They found that by age 15, children who had been prescribed antibiotics seven or more times weighed on average 3 pounds more than those who had no history of antibiotic use.
Children initially given an antibiotic would gain a small amount of weight and then return to their baseline. With more antibiotic prescriptions, however, the gain was cumulative and progressive. As the children aged, the effect of antibiotic prescription on BMI became more pronounced.
Scientists have known for years that antibiotics cause rapid weight gain in animals — they have been a mainstay of industrial farming since the 1950s. More recently, studies have linked their use in newborns and infants to weight gain as well. This is the first study to find that the effects of antibiotics on weight gain are cumulative and persist throughout childhood.
Although the new study did not specifically look at the causes of this weight gain, past research suggests that it might be because the antibiotics we take to eliminate infectious bacteria can also kill off the helpful bacteria in our gut. The microorganisms in our digestive tract help process food; their absence impacts how the body digests and absorbs nutrients and calories, possibly leading to weight gain.
Just how big of an impact do antibiotics have on weight gain in children?
To put the study in perspective, a three-pound weight gain generally translates to less than one BMI point, and it is unlikely that antibiotic use is a major player in the high rates of childhood obesity, a public health epidemic that is likely more due to social and environmental causes than medical ones. But it is possible that these effects have a lifelong impact, and the researchers say they suspect that their reported findings may actually underestimate the true effect of antibiotics on weight gain over a lifetime.
That's partly because information on maternal antibiotic use, a known contributing factor in childhood weight, was not included in the study. There was also no data available for most children prior to age 3, a time when they may be particularly sensitive to the impact of antibiotic use on obesity.
Lead researcher Brian Schwartz emphasized that he expects that the pattern that “the BMI trajectories of children who did and did not receive antibiotics are increasingly diverging at older ages … suggests that the effect likely continues into adulthood.”

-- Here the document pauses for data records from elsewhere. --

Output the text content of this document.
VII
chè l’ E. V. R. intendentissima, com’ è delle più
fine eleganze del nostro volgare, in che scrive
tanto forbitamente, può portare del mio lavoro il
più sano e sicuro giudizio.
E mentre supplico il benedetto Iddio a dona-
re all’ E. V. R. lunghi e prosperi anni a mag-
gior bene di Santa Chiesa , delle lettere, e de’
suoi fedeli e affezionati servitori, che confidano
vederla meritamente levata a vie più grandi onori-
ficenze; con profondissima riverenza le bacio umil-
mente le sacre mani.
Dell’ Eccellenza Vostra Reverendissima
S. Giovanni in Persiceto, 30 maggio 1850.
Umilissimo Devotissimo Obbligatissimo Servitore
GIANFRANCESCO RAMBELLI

The CDC estimates that almost half of antibiotics prescribed in outpatient settings to both children and adults are medically unnecessary. This happens for a variety of reasons, including general lack of understanding as to when antibiotics will actually work as a treatment. Studies like this should encourage judicious antibiotic use and a renewed emphasis on patient education and health literacy. With antibiotic-resistant infections on the rise, researchers say it's time to do away with the “just in case” prescriptions from physicians and the “I want some medicine” demands from patients.
Schwartz explained: “Bottom line: if your doctor tells you that you are your child does not need antibiotics, don’t ask for them. … Eat healthy and your gut microbiota will be very good to you. Don’t change your gut microbiota unnecessarily by taking antibiotics if you don’t need them.”